5. Le processus qui a conduit, au bout d’une décennie, à la révision en 2005 du Règlement sanitaire international est né d’une nouvelle appréciation de la menace constituée par les maladies infectieuses. Des maladies inconnues jusque-là ont fait leur apparition avec une fréquence croissante ; d’autres déjà bien établies ont pris pied dans de nouvelles régions du monde et ont développé une résistance aux antimicrobiens. Les termes « émergentes » et « réémergentes » ont été forgés pour décrire des maladies infectieuses nouvellement apparues et cliniquement distinctes des maladies infectieuses connues qui se manifestaient de plus en plus fréquemment dans un lieu ou une population donnés (1).

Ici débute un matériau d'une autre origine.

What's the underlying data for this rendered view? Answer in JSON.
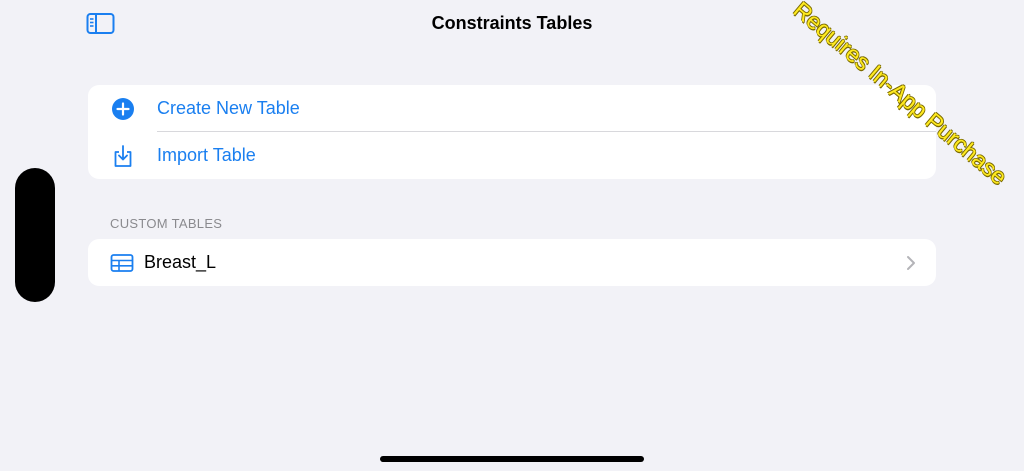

6. L’expérience acquise à l’occasion de la lutte contre des flambées de maladies dues à des germes pathogènes émergents a mis en lumière l’importance de la détection et de la confirmation rapides de la maladie, de l’évaluation des risques, de la prévention et des mesures d’endiguement et de lutte lors d’une urgence de santé publique de portée mondiale. Un exemple notable a été la flambée à virus Ébola hautement pathogène – une forme de fièvre hémorragique virale – en 1995. Des cas semblaient surgir de nulle part en République démocratique du Congo (l’ancien Zaïre). En fait, une transmission interhumaine non détectée se poursuivait depuis des semaines (2). Le virus, probablement d’origine animale, s’était propagé à la faveur de contacts directs avec le sang et d’autres liquides et tissus corporels infectés. Les infections contractées à l’hôpital étaient l’une des caractéristiques principales de cette flambée (2). Des experts de plusieurs pays et organisations furent dépêchés sur le terrain pour aider à enrayer la flambée qui toucha en fin de compte près de 300 personnes. À la suite de cet épisode, l’OMS a lancé plusieurs initiatives pour améliorer la préparation et la riposte à une urgence de portée mondiale : un programme de veille informative sur Internet a été mis en place pour détecter les premiers signes ou rumeurs de maladie ; un réseau de communication par voie électronique avec les 141 bureaux de pays de l’OMS a été établi de même qu’un réseau international virtuel d’enquête et de riposte rapide. Des réseaux de laboratoires et d’experts techniques interconnectés électroniquement ont également été constitués (3).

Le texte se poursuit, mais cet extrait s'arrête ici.